Mit Vollgas ins klimapolitische Chaos passt auch zum Tankrabatt. Statt einfach nur Mehrkosten abzufedern, wurde dank der Subvention sogar mehr Sprit verballert, als vor Corona. Und die Süddeutsche Zeitung prophezeit schon mal, dass Bundesverkehrsminister Volker Wissing seine Klimaziele auch mit der Bahn nicht erreichen wird.

In Osnabrück wollen Wissenschaftler*innen herausfinden, welche Straßen in der Stadt besonders stressig für Radfahrende sind. Seit Donnerstag sind mehrere hundert Radfahrende mit Körpersensoren unterwegs, die genau aufzeichnen, wo das Radfahren als stressig empfunden wird. Die Ergebnisse sind zum Teil zwar vorhersehbar, es mangelt hier ja inzwischen nicht mehr an Einsicht. Aber vielleicht hilft das Projekt ja trotzdem bei der schnelleren Umsetzung von Infrastrukturmaßnahmen.

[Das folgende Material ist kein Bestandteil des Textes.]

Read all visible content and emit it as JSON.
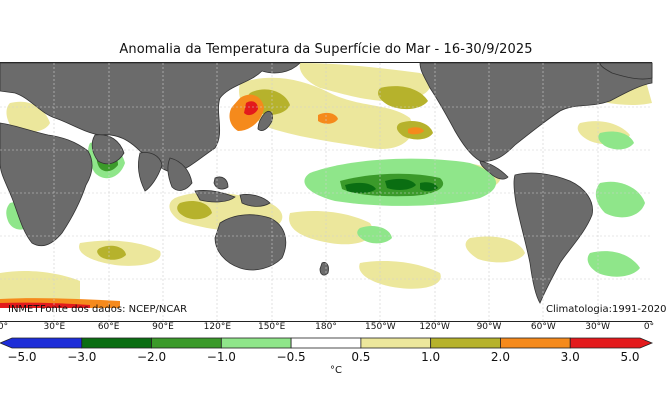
{
  "title": "Anomalia da Temperatura da Superfície do Mar - 16-30/9/2025",
  "map": {
    "source": "Fonte dos dados: NCEP/NCAR",
    "agency": "INMET",
    "climatology": "Climatologia:1991-2020",
    "longitude_labels": [
      "0°",
      "30°E",
      "60°E",
      "90°E",
      "120°E",
      "150°E",
      "180°",
      "150°W",
      "120°W",
      "90°W",
      "60°W",
      "30°W",
      "0°"
    ]
  },
  "legend": {
    "unit": "°C",
    "bounds": [
      "−5.0",
      "−3.0",
      "−2.0",
      "−1.0",
      "−0.5",
      "0.5",
      "1.0",
      "2.0",
      "3.0",
      "5.0"
    ],
    "colors": [
      "#1d2dd8",
      "#0a6e12",
      "#3b9a2a",
      "#8fe68a",
      "#ffffff",
      "#ece79c",
      "#b6b22c",
      "#f58a1c",
      "#e31a1c"
    ],
    "land_color": "#6b6b6b"
  }
}
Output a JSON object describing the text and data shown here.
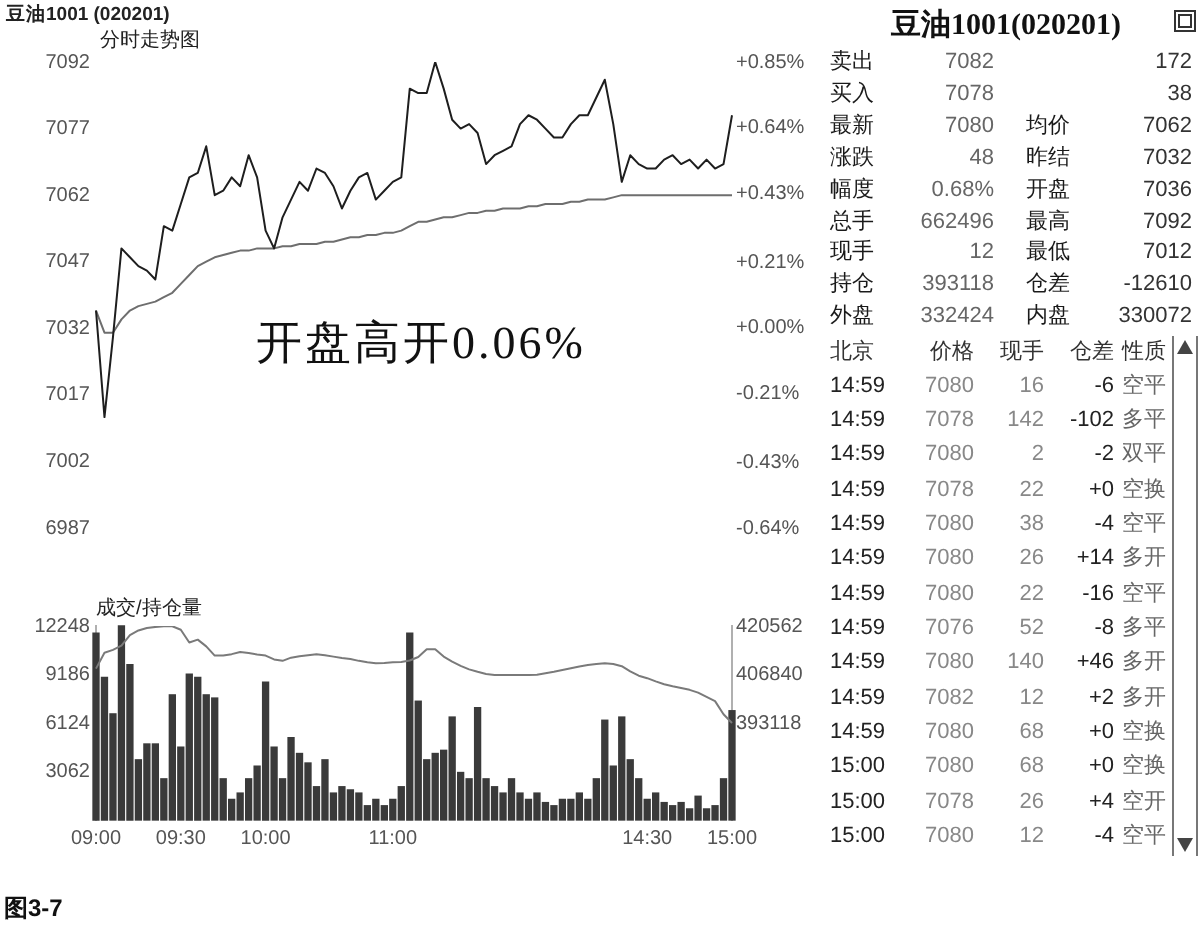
{
  "chart_data": [
    {
      "type": "line",
      "title": "豆油1001 (020201)",
      "subtitle": "分时走势图",
      "annotations": [
        "开盘高开0.06%"
      ],
      "categories": [
        null,
        null,
        null,
        null,
        null,
        null,
        null,
        null,
        null,
        null,
        null,
        null,
        null,
        null,
        null,
        null,
        null,
        null,
        null,
        null,
        null,
        null,
        null,
        null,
        null,
        null,
        null,
        null,
        null,
        null,
        null,
        null,
        null,
        null,
        null,
        null,
        null,
        null,
        null,
        null,
        null,
        null,
        null,
        null,
        null,
        null,
        null,
        null,
        null,
        null,
        null,
        null,
        null,
        null,
        null,
        null,
        null,
        null,
        null,
        null,
        null,
        null,
        null,
        null,
        null,
        null,
        null,
        null,
        null,
        null,
        null,
        null,
        null,
        null,
        null,
        null
      ],
      "ylim": [
        6987,
        7092
      ],
      "yticks": [
        6987,
        7002,
        7017,
        7032,
        7047,
        7062,
        7077,
        7092
      ],
      "y2lim": [
        -0.64,
        0.85
      ],
      "y2ticks": [
        {
          "value": -0.64,
          "label": "-0.64%"
        },
        {
          "value": -0.43,
          "label": "-0.43%"
        },
        {
          "value": -0.21,
          "label": "-0.21%"
        },
        {
          "value": 0,
          "label": "+0.00%"
        },
        {
          "value": 0.21,
          "label": "+0.21%"
        },
        {
          "value": 0.43,
          "label": "+0.43%"
        },
        {
          "value": 0.64,
          "label": "+0.64%"
        },
        {
          "value": 0.85,
          "label": "+0.85%"
        }
      ],
      "series": [
        {
          "type": "line",
          "color": "#1e1e1e",
          "values": [
            7036,
            7012,
            7030,
            7050,
            7048,
            7046,
            7045,
            7043,
            7055,
            7054,
            7060,
            7066,
            7067,
            7073,
            7062,
            7063,
            7066,
            7064,
            7071,
            7066,
            7054,
            7050,
            7057,
            7061,
            7065,
            7063,
            7068,
            7067,
            7064,
            7059,
            7063,
            7066,
            7067,
            7061,
            7063,
            7065,
            7066,
            7086,
            7085,
            7085,
            7092,
            7086,
            7079,
            7077,
            7078,
            7076,
            7069,
            7071,
            7072,
            7073,
            7078,
            7080,
            7079,
            7077,
            7075,
            7075,
            7078,
            7080,
            7080,
            7084,
            7088,
            7078,
            7065,
            7071,
            7069,
            7068,
            7068,
            7070,
            7071,
            7069,
            7070,
            7068,
            7070,
            7068,
            7069,
            7080
          ]
        },
        {
          "type": "line",
          "color": "#6e6e6e",
          "values": [
            7036,
            7031,
            7031,
            7034,
            7036,
            7037,
            7037.5,
            7038,
            7039,
            7040,
            7042,
            7044,
            7046,
            7047,
            7048,
            7048.5,
            7049,
            7049.5,
            7049.5,
            7050,
            7050,
            7050,
            7050.5,
            7050.5,
            7051,
            7051,
            7051,
            7051.5,
            7051.5,
            7052,
            7052.5,
            7052.5,
            7053,
            7053,
            7053.5,
            7053.5,
            7054,
            7055,
            7056,
            7056,
            7056.5,
            7057,
            7057,
            7057.5,
            7058,
            7058,
            7058.5,
            7058.5,
            7059,
            7059,
            7059,
            7059.5,
            7059.5,
            7060,
            7060,
            7060,
            7060.5,
            7060.5,
            7061,
            7061,
            7061,
            7061.5,
            7062,
            7062,
            7062,
            7062,
            7062,
            7062,
            7062,
            7062,
            7062,
            7062,
            7062,
            7062,
            7062,
            7062
          ]
        }
      ]
    },
    {
      "type": "bar",
      "title": "成交/持仓量",
      "annotations": [
        "图3-7"
      ],
      "categories": [
        "09:00",
        null,
        null,
        null,
        null,
        null,
        null,
        null,
        null,
        null,
        "09:30",
        null,
        null,
        null,
        null,
        null,
        null,
        null,
        null,
        null,
        "10:00",
        null,
        null,
        null,
        null,
        null,
        null,
        null,
        null,
        null,
        null,
        null,
        null,
        null,
        null,
        "11:00",
        null,
        null,
        null,
        null,
        null,
        null,
        null,
        null,
        null,
        null,
        null,
        null,
        null,
        null,
        null,
        null,
        null,
        null,
        null,
        null,
        null,
        null,
        null,
        null,
        null,
        null,
        null,
        null,
        null,
        "14:30",
        null,
        null,
        null,
        null,
        null,
        null,
        null,
        null,
        null,
        "15:00"
      ],
      "ylim": [
        0,
        12248
      ],
      "yticks": [
        3062,
        6124,
        9186,
        12248
      ],
      "y2lim": [
        365674,
        420562
      ],
      "y2ticks": [
        393118,
        406840,
        420562
      ],
      "series": [
        {
          "type": "bar",
          "color": "#3a3a3a",
          "values": [
            11800,
            9000,
            6700,
            12248,
            9800,
            3800,
            4800,
            4800,
            2600,
            7900,
            4600,
            9200,
            9000,
            7900,
            7700,
            2600,
            1300,
            1700,
            2600,
            3400,
            8700,
            4600,
            2600,
            5200,
            4200,
            3600,
            2100,
            3800,
            1700,
            2100,
            1900,
            1700,
            900,
            1300,
            900,
            1300,
            2100,
            11800,
            7500,
            3800,
            4200,
            4400,
            6500,
            3000,
            2600,
            7100,
            2600,
            2100,
            1700,
            2600,
            1700,
            1300,
            1700,
            1100,
            900,
            1300,
            1300,
            1700,
            1300,
            2600,
            6300,
            3400,
            6500,
            3800,
            2600,
            1300,
            1700,
            1100,
            900,
            1100,
            700,
            1500,
            700,
            900,
            2600,
            6900
          ]
        },
        {
          "type": "line",
          "axis": "y2",
          "color": "#7a7a7a",
          "values": [
            408500,
            413000,
            413800,
            415000,
            418000,
            419300,
            420000,
            420300,
            420500,
            420500,
            419500,
            415900,
            416700,
            414800,
            412200,
            412200,
            412600,
            413200,
            412900,
            412500,
            412200,
            411100,
            410700,
            411600,
            412000,
            412300,
            412600,
            412300,
            411900,
            411500,
            411200,
            410700,
            410300,
            410000,
            410100,
            410300,
            410400,
            410800,
            411800,
            414000,
            414000,
            411900,
            410500,
            409300,
            408300,
            407600,
            407000,
            406700,
            406700,
            406700,
            406700,
            406700,
            406800,
            407200,
            407600,
            408100,
            408600,
            409100,
            409500,
            409800,
            410000,
            409800,
            409200,
            407700,
            406500,
            405800,
            404900,
            404100,
            403500,
            403000,
            402500,
            401700,
            400500,
            399300,
            395600,
            393118
          ]
        }
      ]
    },
    {
      "type": "other",
      "title": "豆油1001(020201)",
      "annotations": [
        "卖出",
        "7082",
        "172",
        "买入",
        "7078",
        "38",
        "最新",
        "7080",
        "均价",
        "7062",
        "涨跌",
        "48",
        "昨结",
        "7032",
        "幅度",
        "0.68%",
        "开盘",
        "7036",
        "总手",
        "662496",
        "最高",
        "7092",
        "现手",
        "12",
        "最低",
        "7012",
        "持仓",
        "393118",
        "仓差",
        "-12610",
        "外盘",
        "332424",
        "内盘",
        "330072",
        "北京",
        "价格",
        "现手",
        "仓差",
        "性质",
        "14:59",
        "7080",
        "16",
        "-6",
        "空平",
        "14:59",
        "7078",
        "142",
        "-102",
        "多平",
        "14:59",
        "7080",
        "2",
        "-2",
        "双平",
        "14:59",
        "7078",
        "22",
        "+0",
        "空换",
        "14:59",
        "7080",
        "38",
        "-4",
        "空平",
        "14:59",
        "7080",
        "26",
        "+14",
        "多开",
        "14:59",
        "7080",
        "22",
        "-16",
        "空平",
        "14:59",
        "7076",
        "52",
        "-8",
        "多平",
        "14:59",
        "7080",
        "140",
        "+46",
        "多开",
        "14:59",
        "7082",
        "12",
        "+2",
        "多开",
        "14:59",
        "7080",
        "68",
        "+0",
        "空换",
        "15:00",
        "7080",
        "68",
        "+0",
        "空换",
        "15:00",
        "7078",
        "26",
        "+4",
        "空开",
        "15:00",
        "7080",
        "12",
        "-4",
        "空平"
      ]
    }
  ]
}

In diesem Zusammenhang lohnt sich auch ein Blick in die Untersuchung „Was hemmt die Umsetzung der kommunalen Radverkehrsplanung?“ des Deutschen Instituts für Urbanistik. Das Difu hat neun Bereiche definiert, die zur Verschleppung von Radverkehrsförderung beitragen. Aber es sind auch Lösungsansätze dabei. Ich wünsche euch viel Spaß bei der Lektüre und einen schönen Sonntag. Und wem das Angebot von it started with a fight etwas wert ist, kann gerne etwas in die digitale Kaffeekasse werfen.

Autodichte in Deutschland steigt (ZEIT Online)

Berlin präsentiert Übergangslösung für 9-Euro-Ticket (Spiegel)

„Stresstest“ in Osnabrück: Fahrradfahrer werden verkabelt (NDR)

Wissing wird seine Klimaziele mit der Bahn nicht erreichen (Süddeutsche Zeitung)

Sündenfall ruhender Verkehr: Wider die „Usurpation“ des öffentlichen Raums (recht energisch)

Steuersenkung auf Benzin hat Absatz in die Höhe getrieben (RedanktionsNetzwerk Deutschland)

Was hemmt die Umsetzung der kommunalen Radverkehrsplanung? (Deutsches Institut für Urbanistik)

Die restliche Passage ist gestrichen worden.